A growing interest in adding carbon neutral energy sources to the nation’s energy portfolio has reinvigorated interests in nuclear energy. To support the rapid deployment of advanced reactor, rigorous testing of nuclear fuels is ongoing. Metallic fuels such as those used in the Experimental Breeder Reactor – II (EBR-II) located at the Idaho National Laboratory (INL) are desirable due to its ease of fabrication and sustainable fuel cycle. Researchers at INL are gaining an in-depth understanding on fuel performance by utilizing advanced characterization equipment, located in remote hot cell environments, to study the thermophysical properties of new fuel compositions as well as legacy EBR-II fuel.

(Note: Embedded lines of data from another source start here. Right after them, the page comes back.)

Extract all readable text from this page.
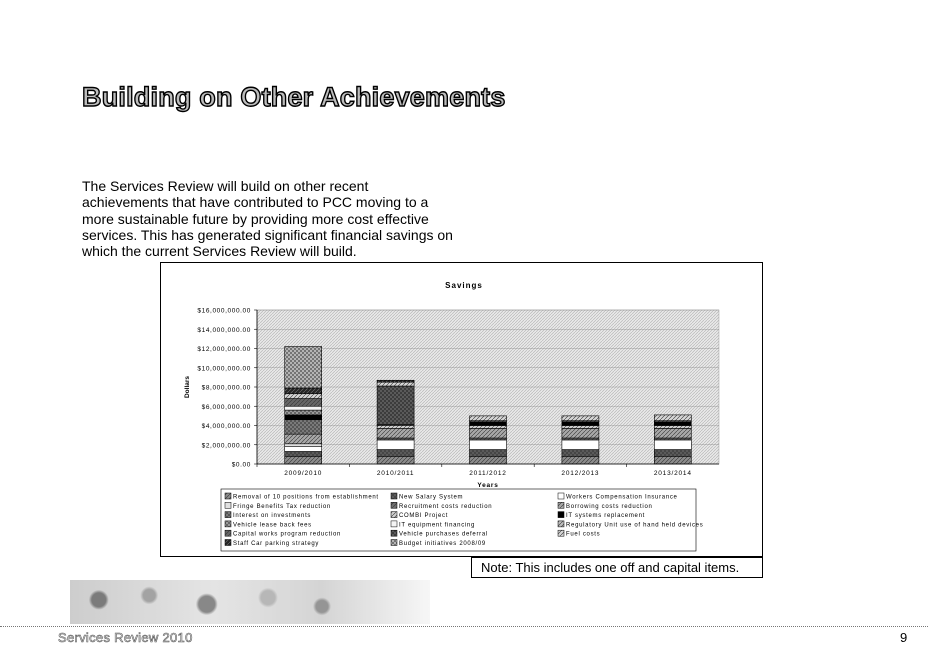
Building on Other Achievements
The Services Review will build on other recent achievements that have contributed to PCC moving to a more sustainable future by providing more cost effective services. This has generated significant financial savings on which the current Services Review will build.
Savings
$0.00
$2,000,000.00
$4,000,000.00
$6,000,000.00
$8,000,000.00
$10,000,000.00
$12,000,000.00
$14,000,000.00
$16,000,000.00
2009/2010	2010/2011	2011/2012	2012/2013	2013/2014
Years
Dollars
Removal of 10 positions from establishment	New Salary System	Workers Compensation Insurance
Fringe Benefits Tax reduction	Recruitment costs reduction	Borrowing costs reduction
Interest on investments	COMBI Project	IT systems replacement
Vehicle lease back fees	IT equipment financing	Regulatory Unit use of hand held devices
Capital works program reduction	Vehicle purchases deferral	Fuel costs
Staff Car parking strategy	Budget initiatives 2008/09
Note: This includes one off and capital items.
Services Review 2010	9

Dr. Cynthia Adkins is a Materials Engineer and a Senior Scientist in the Thermophysical Properties Group in the Advanced Post-Irradiation Examination Department at the Materials and Fuels Complex at the Idaho National Laboratory.  She received her Ph.D. in Materials Science and Engineering from the University of Florida in 2022. She received her master’s degree in materials science and engineering from the University of Florida in 2012 and a master’s degree in Engineering Management from Robert Morris University in 2006. She received her bachelor’s degree in chemistry from Pennsylvania State University in 1995. Her research focuses on the techniques used to characterize the relationship between microstructure and thermal conductivity of transuranic materials used for reactor fuel, particularly using differential scanning calorimetry techniques for measurement of phase transformation temperatures and pulse laser flash as well as modulated thermoreflectance methods to measure thermal conductivity on the micron scale. This characterization work supports modeling efforts at INL to connect thermal conductivity with microstructure at the mesoscale level.